Goldenfields Water County Council
by Goldenfields Water County Council
Joined 22-07-2016 02:43 PM
Posts 9
Hi All,
Goldenfields Water is a regional water supplier that mostly provides potable water to rural townships. At the outskirts of the towns we often recieve requests for mains extensions to single properties that don't currently front a main. I'm currently developing a connections procedure that will outline circumstances where we would approve or deny mains extension requests such as number of connections per length, minimum pipeline size, whether we'd allow for the creation of additional dead ends or require contribution to the cost of looping mains etc. I'm keen to know what other utilities have in place.
Thank you kindly,
Sammy Jung sammy.jung@gwcc.nsw.gov.au
Goldenfields Water

Re: Connections Procedure

20-10-2020 11:28 AM
 
Shoalhaven City Council
by Shoalhaven City Council
Joined 01-01-0001 12:00 AM
Posts 11
Sammy,
We currently use our Rural Water Supply Policy to determine if connection is approved. Your other questions come from our Supplement to the WSAA code. These are soon to be replaced by the WSAA LWU Codes.

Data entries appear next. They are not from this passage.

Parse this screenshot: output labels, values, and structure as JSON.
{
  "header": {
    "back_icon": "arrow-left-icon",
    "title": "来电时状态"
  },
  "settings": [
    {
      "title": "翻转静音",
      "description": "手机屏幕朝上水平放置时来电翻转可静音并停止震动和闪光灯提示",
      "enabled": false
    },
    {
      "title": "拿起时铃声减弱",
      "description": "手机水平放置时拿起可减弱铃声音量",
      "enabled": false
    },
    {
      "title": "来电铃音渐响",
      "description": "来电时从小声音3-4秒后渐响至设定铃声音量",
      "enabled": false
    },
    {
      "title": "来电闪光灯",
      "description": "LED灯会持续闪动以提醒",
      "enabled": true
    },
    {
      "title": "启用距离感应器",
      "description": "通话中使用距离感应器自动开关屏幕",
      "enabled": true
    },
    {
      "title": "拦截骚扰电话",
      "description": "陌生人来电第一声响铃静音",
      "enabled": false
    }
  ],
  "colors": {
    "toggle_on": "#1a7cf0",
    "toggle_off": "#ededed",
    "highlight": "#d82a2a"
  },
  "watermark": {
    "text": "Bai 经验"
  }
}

https://doc.shoalhaven.nsw.gov.au/displaydoc.aspx?record=POL12/162

Matt Kidd

Re: Connections Procedure

20-10-2020 02:10 PM
 
rod.haig@lismore.nsw.gov.au
by rod.haig@lismore.nsw.gov.au
Joined 21-08-2019 11:56 AM
Posts 4
Sammy
We have a somewhat similar situation where we have a water supply scheme servicing several villages with the reticulation network following a relatively major road within a rural area. We frequently get requests from owners on side roads to this road, requesting an extension of the reticulation down their road to provide a connection. Our recent policy has been not to extend our reticulation to provide such connections. This is largely done from an asset management perspective as future operation, maintenance and asset renewal costs will far outweigh any additional income from user charges paid by these properties (as a result of the small number of additonal connections per additonal length of pipe, resulting from the low density of development within these rural areas).
Some time in the past, some connections were allowed on an informal basis where a tapping and meter was provided at the existing water main and residents could then run their own private pipelines (usually small diameter poly pipes) to their properties. These informal arrangements in the past have invariably caused later problems and have become a significant legacy issue. These types of connections are no longer permitted by Council.